François de Rugy appelait à une « opération vérité » ? Rappelons que ce projet signifierait la prolongation de 20 réacteurs jusqu’à 50 ans et plus [2]. Pourtant, certains composants essentiels à la sécurité ne sont pas conçus pour fonctionner plus d’une quarantaine d’années et 1775 anomalies ont déjà été recensées sur le parc nucléaire. Alors qu’EDF, actuellement, n’est même pas en mesure d’assurer une maintenance correcte de ses installations, un tel projet signifierait un accroissement inacceptable des risques. Il nécessiterait soit des investissements colossaux pour des travaux lourds et inédits avec un résultat incertain, soit une sûreté bradée.

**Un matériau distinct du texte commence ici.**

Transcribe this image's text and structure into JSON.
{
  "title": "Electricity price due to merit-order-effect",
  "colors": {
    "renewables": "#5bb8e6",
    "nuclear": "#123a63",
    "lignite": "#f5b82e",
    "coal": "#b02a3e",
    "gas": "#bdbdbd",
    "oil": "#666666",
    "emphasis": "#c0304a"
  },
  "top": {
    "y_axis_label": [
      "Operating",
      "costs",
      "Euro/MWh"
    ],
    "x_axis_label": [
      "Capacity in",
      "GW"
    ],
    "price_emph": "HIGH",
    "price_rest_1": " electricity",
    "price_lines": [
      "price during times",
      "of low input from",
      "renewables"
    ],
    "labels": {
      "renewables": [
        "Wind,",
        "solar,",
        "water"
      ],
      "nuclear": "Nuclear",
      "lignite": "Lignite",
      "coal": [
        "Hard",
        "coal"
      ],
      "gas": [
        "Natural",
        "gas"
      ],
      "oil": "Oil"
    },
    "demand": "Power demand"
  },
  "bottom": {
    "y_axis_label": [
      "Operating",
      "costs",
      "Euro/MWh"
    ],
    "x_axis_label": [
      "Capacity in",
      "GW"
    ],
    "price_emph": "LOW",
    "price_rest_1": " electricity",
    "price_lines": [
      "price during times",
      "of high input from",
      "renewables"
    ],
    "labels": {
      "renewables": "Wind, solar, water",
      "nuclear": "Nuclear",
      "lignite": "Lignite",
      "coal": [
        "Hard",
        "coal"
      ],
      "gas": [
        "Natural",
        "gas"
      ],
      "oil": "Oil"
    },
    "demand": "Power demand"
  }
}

Contrairement à ce que prétend Emmanuel Macron, le nucléaire est bien un verrou à une véritable transition énergétique. La France ne pourra pas « en même temps » développer les énergies renouvelables, maintenir en fonctionnement des centrales à bout de souffle et se lancer dans un « nouveau nucléaire », dont il est illusoire de croire qu’il sera peu coûteux [3]. S’entêter dans cette voie, c’est faire peser sur les Français un risque démesuré et une facture écrasante. Pourtant, ceux-ci y sont majoritairement opposés et l’ont exprimés à de nombreuses reprises [4] ; où est la démocratie ? Loin du « nouveau modèle axé sur les territoires, venant de la base » mentionné par Emmanuel Macron, il s’agit de donner des gages à EDF SA, dont un des objectifs majeurs est d’augmenter fortement ses exportations et ses ventes de réacteurs à l’étranger.
Ce n’est pas une transition que nous propose le gouvernement, mais une stagnation dans l’impasse nucléaire. Sans attendre 2021, c’est dès maintenant qu’il faut abandonner les projets de « nouveau nucléaire » - à commencer par l’EPR de Flamanville - et engager rapidement la fermeture de nombreux réacteurs.